Bizim için PKK neyse FETÖ de olur. Ülkemize ve geleceğimize zarar veren hiçbir örgütü bu topraklarda yaşatmayacağız. Bunu da özellikle ifade etmek istiyorum. Terör örgütlerine destek veren kimse bu devletin suyunu bile hak etmiyor demektir.Bu topraklarda tek bir terörist kalmayana kadar mücadelemizi aralıksız sürdüreceğiz. Devlet olarak bunu yaparken de hukuktan, adaletten asla taviz vermeyeceğiz.

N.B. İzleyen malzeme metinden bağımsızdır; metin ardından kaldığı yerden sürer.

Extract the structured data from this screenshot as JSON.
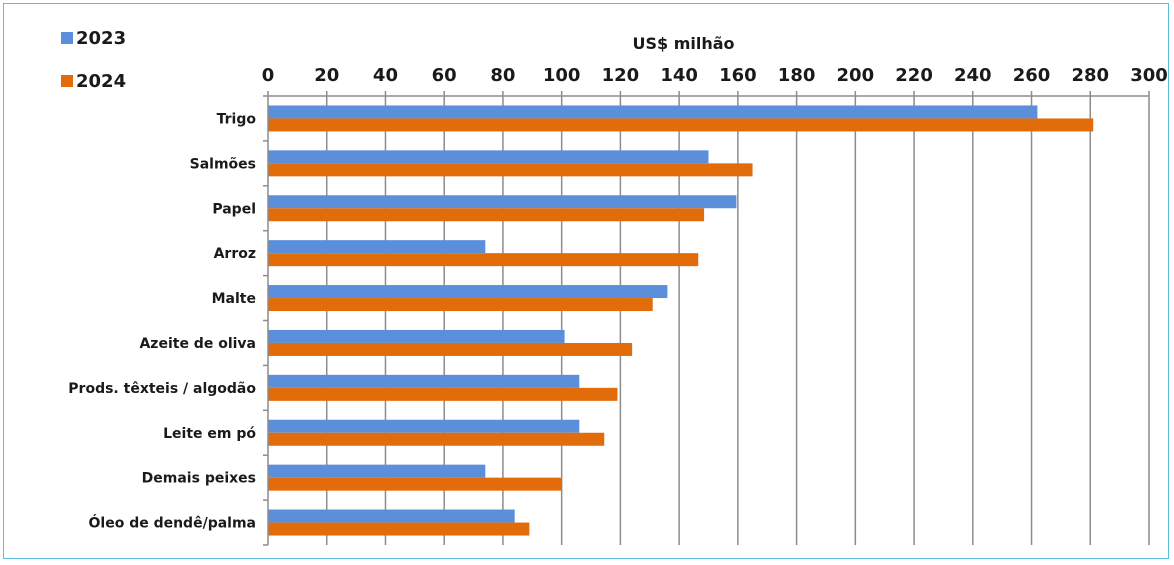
{
  "chart_data": {
    "type": "bar",
    "orientation": "horizontal",
    "title": "",
    "xlabel": "US$ milhão",
    "ylabel": "",
    "xlim": [
      0,
      300
    ],
    "x_ticks": [
      0,
      20,
      40,
      60,
      80,
      100,
      120,
      140,
      160,
      180,
      200,
      220,
      240,
      260,
      280,
      300
    ],
    "x_axis_position": "top",
    "grid": true,
    "legend_position": "top-left",
    "categories": [
      "Trigo",
      "Salmões",
      "Papel",
      "Arroz",
      "Malte",
      "Azeite de oliva",
      "Prods. têxteis / algodão",
      "Leite em pó",
      "Demais peixes",
      "Óleo de dendê/palma"
    ],
    "series": [
      {
        "name": "2023",
        "color": "#5b8fdb",
        "values": [
          262,
          150,
          159.5,
          74,
          136,
          101,
          106,
          106,
          74,
          84
        ]
      },
      {
        "name": "2024",
        "color": "#e36c0a",
        "values": [
          281,
          165,
          148.5,
          146.5,
          131,
          124,
          119,
          114.5,
          100,
          89
        ]
      }
    ]
  }
}
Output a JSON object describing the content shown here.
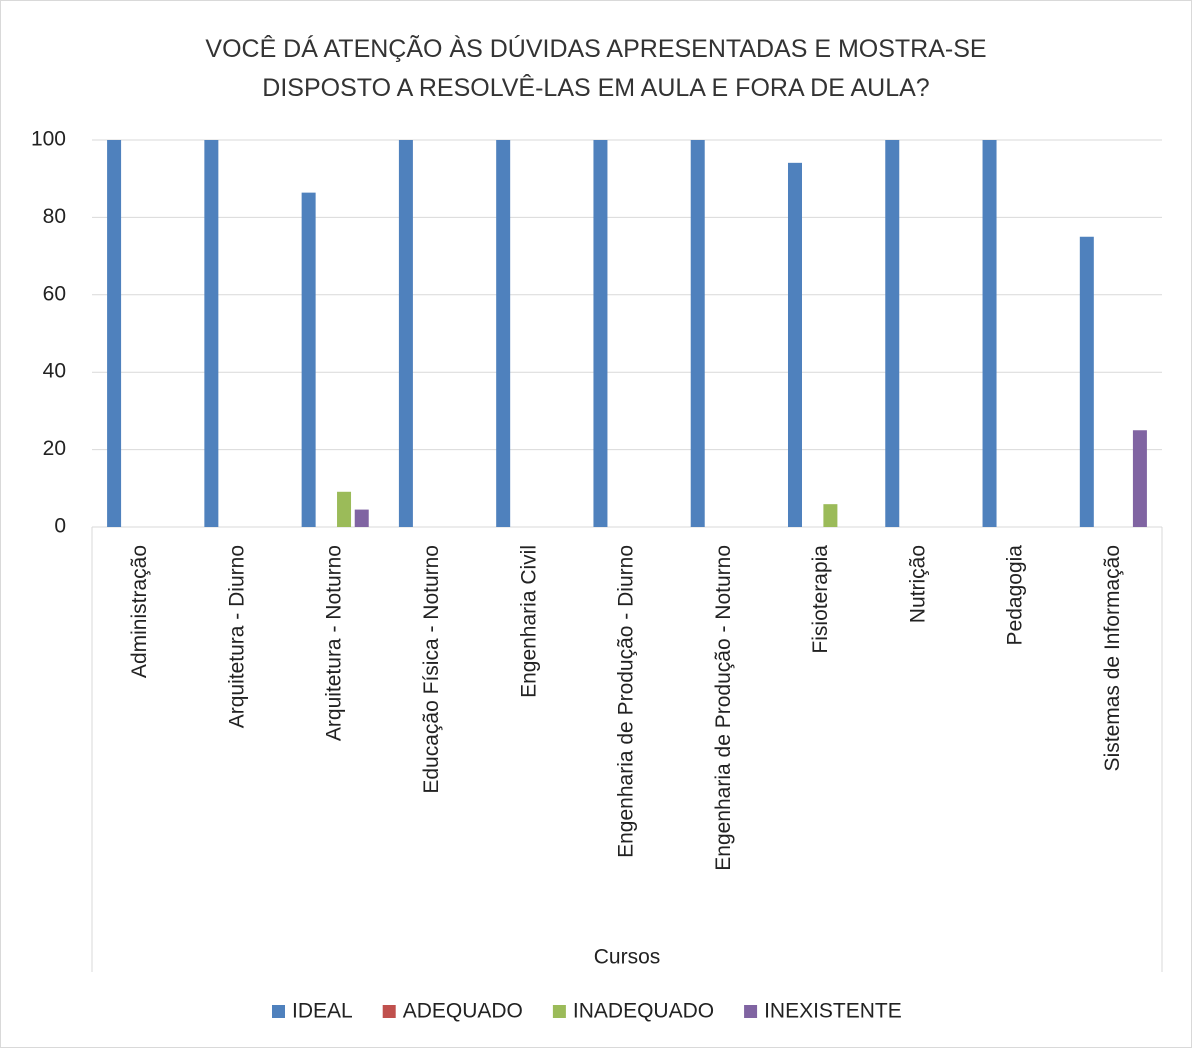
{
  "chart_data": {
    "type": "bar",
    "title": "VOCÊ DÁ ATENÇÃO ÀS DÚVIDAS APRESENTADAS E MOSTRA-SE DISPOSTO A RESOLVÊ-LAS EM AULA E FORA DE AULA?",
    "x_label": "Cursos",
    "categories": [
      "Administração",
      "Arquitetura - Diurno",
      "Arquitetura - Noturno",
      "Educação Física - Noturno",
      "Engenharia Civil",
      "Engenharia de Produção - Diurno",
      "Engenharia de Produção - Noturno",
      "Fisioterapia",
      "Nutrição",
      "Pedagogia",
      "Sistemas de Informação"
    ],
    "series": [
      {
        "name": "IDEAL",
        "color": "#4f81bd",
        "values": [
          100,
          100,
          86.4,
          100,
          100,
          100,
          100,
          94.1,
          100,
          100,
          75
        ]
      },
      {
        "name": "ADEQUADO",
        "color": "#c0504d",
        "values": [
          0,
          0,
          0,
          0,
          0,
          0,
          0,
          0,
          0,
          0,
          0
        ]
      },
      {
        "name": "INADEQUADO",
        "color": "#9bbb59",
        "values": [
          0,
          0,
          9.1,
          0,
          0,
          0,
          0,
          5.9,
          0,
          0,
          0
        ]
      },
      {
        "name": "INEXISTENTE",
        "color": "#8064a2",
        "values": [
          0,
          0,
          4.5,
          0,
          0,
          0,
          0,
          0,
          0,
          0,
          25
        ]
      }
    ],
    "ylim": [
      0,
      100
    ],
    "yticks": [
      0,
      20,
      40,
      60,
      80,
      100
    ],
    "grid": true,
    "legend": "bottom"
  }
}
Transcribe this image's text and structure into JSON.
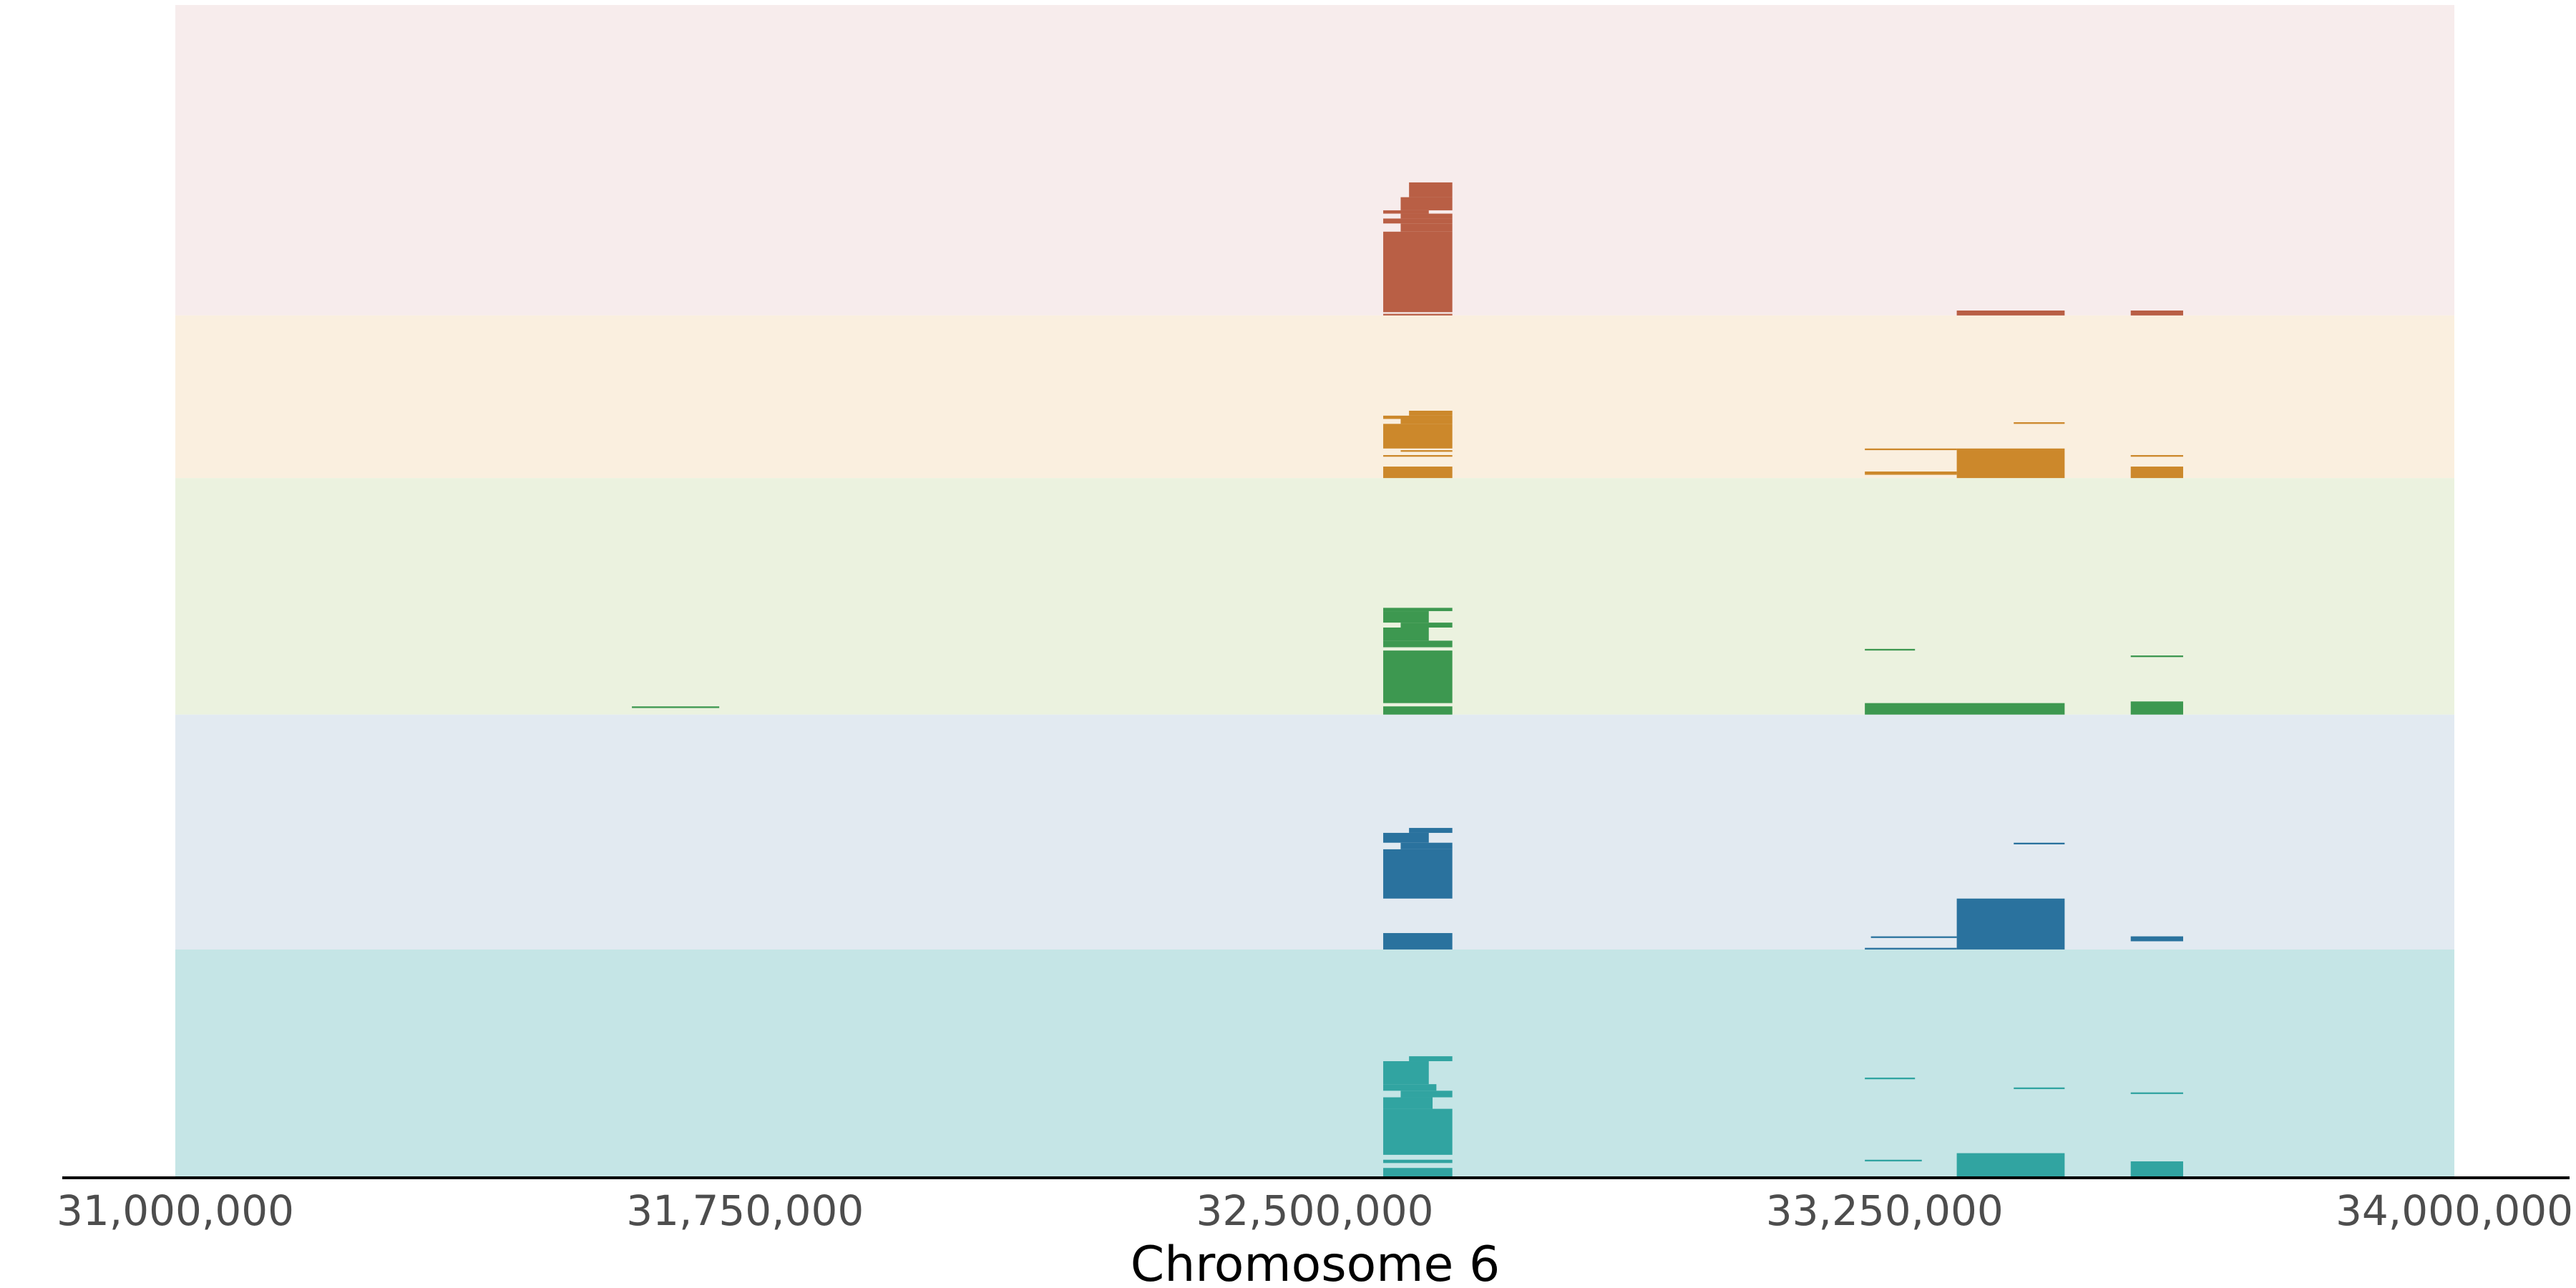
{
  "chart_data": {
    "type": "segment-track",
    "xlabel": "Chromosome 6",
    "xlim": [
      31000000,
      34000000
    ],
    "xticks": [
      31000000,
      31750000,
      32500000,
      33250000,
      34000000
    ],
    "xtick_labels": [
      "31,000,000",
      "31,750,000",
      "32,500,000",
      "33,250,000",
      "34,000,000"
    ],
    "grid": false,
    "tracks": [
      {
        "color": "#b95f45",
        "background": "#f7ecec",
        "rows": 189,
        "segments": [
          [
            32624000,
            32681000,
            108,
            117
          ],
          [
            32613000,
            32681000,
            117,
            125
          ],
          [
            32590000,
            32650000,
            125,
            127
          ],
          [
            32613000,
            32681000,
            127,
            130
          ],
          [
            32590000,
            32681000,
            130,
            133
          ],
          [
            32613000,
            32681000,
            133,
            138
          ],
          [
            32590000,
            32681000,
            138,
            187
          ],
          [
            32590000,
            32681000,
            188,
            189
          ],
          [
            33345000,
            33487000,
            186,
            189
          ],
          [
            33574000,
            33643000,
            186,
            189
          ]
        ]
      },
      {
        "color": "#cc882b",
        "background": "#faefdf",
        "rows": 99,
        "segments": [
          [
            32624000,
            32681000,
            58,
            61
          ],
          [
            32590000,
            32681000,
            61,
            63
          ],
          [
            32613000,
            32681000,
            63,
            66
          ],
          [
            32590000,
            32681000,
            66,
            81
          ],
          [
            32613000,
            32681000,
            82,
            83
          ],
          [
            32590000,
            32681000,
            85,
            86
          ],
          [
            32590000,
            32681000,
            92,
            99
          ],
          [
            33420000,
            33487000,
            65,
            66
          ],
          [
            33224000,
            33345000,
            81,
            82
          ],
          [
            33345000,
            33487000,
            81,
            99
          ],
          [
            33224000,
            33345000,
            95,
            97
          ],
          [
            33574000,
            33643000,
            85,
            86
          ],
          [
            33574000,
            33643000,
            92,
            99
          ]
        ]
      },
      {
        "color": "#3d9850",
        "background": "#ebf2df",
        "rows": 144,
        "segments": [
          [
            32590000,
            32681000,
            79,
            81
          ],
          [
            32590000,
            32650000,
            81,
            88
          ],
          [
            32613000,
            32681000,
            88,
            91
          ],
          [
            32590000,
            32650000,
            91,
            99
          ],
          [
            32590000,
            32681000,
            99,
            103
          ],
          [
            32590000,
            32681000,
            105,
            137
          ],
          [
            32590000,
            32681000,
            139,
            144
          ],
          [
            31601000,
            31716000,
            139,
            140
          ],
          [
            33224000,
            33290000,
            104,
            105
          ],
          [
            33224000,
            33487000,
            137,
            144
          ],
          [
            33574000,
            33643000,
            108,
            109
          ],
          [
            33574000,
            33643000,
            136,
            144
          ]
        ]
      },
      {
        "color": "#2a729e",
        "background": "#e2eaf1",
        "rows": 143,
        "segments": [
          [
            32624000,
            32681000,
            69,
            72
          ],
          [
            32590000,
            32650000,
            72,
            78
          ],
          [
            32613000,
            32681000,
            78,
            82
          ],
          [
            32590000,
            32681000,
            82,
            112
          ],
          [
            32590000,
            32681000,
            133,
            143
          ],
          [
            33420000,
            33487000,
            78,
            79
          ],
          [
            33345000,
            33487000,
            112,
            143
          ],
          [
            33232000,
            33345000,
            135,
            136
          ],
          [
            33224000,
            33345000,
            142,
            143
          ],
          [
            33574000,
            33643000,
            135,
            138
          ]
        ]
      },
      {
        "color": "#31a4a1",
        "background": "#c5e5e6",
        "rows": 139,
        "segments": [
          [
            32624000,
            32681000,
            65,
            68
          ],
          [
            32590000,
            32650000,
            68,
            82
          ],
          [
            32590000,
            32660000,
            82,
            86
          ],
          [
            32613000,
            32681000,
            86,
            90
          ],
          [
            32590000,
            32655000,
            90,
            97
          ],
          [
            32590000,
            32681000,
            97,
            125
          ],
          [
            32590000,
            32681000,
            128,
            130
          ],
          [
            32590000,
            32681000,
            133,
            139
          ],
          [
            33224000,
            33290000,
            78,
            79
          ],
          [
            33420000,
            33487000,
            84,
            85
          ],
          [
            33574000,
            33643000,
            87,
            88
          ],
          [
            33224000,
            33299000,
            128,
            129
          ],
          [
            33345000,
            33487000,
            124,
            139
          ],
          [
            33574000,
            33643000,
            129,
            139
          ]
        ]
      }
    ]
  }
}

2019 Mart'ta yapılacak yerel seçimlerle Türkiye bir dönüşüm yaşayacak. Ardından kasım ayında milletimiz cumhurbaşkanlığı hükümet sistemine ilişkin kararını verecek. Bu kritik süreçte en büyük desteği biz, siz değerli kanaat önderlerimizden bekliyoruz. Özellikle Doğu, Güneydoğu bütün bu operasyonları yaptığımız, çevre bakımından adımları attığımız bölge. İnsanca yaşamının erdemine erilmesi bakımından şehircilik nedir, bunları buralarda şimdi çok daha farklı bir şekilde görüyoruz. İnsanca yaşamaktan çok uzak şehirler olarak onlara bırakmayı istemedik oraları. Ondan dolayı illerimizde yıkım çalışmaları yaparken, diğer yandan inşa çalışmalarımıza hızla devam ediyoruz. İstedik ki Batı'da ne varsa, Doğu'da da o olsun.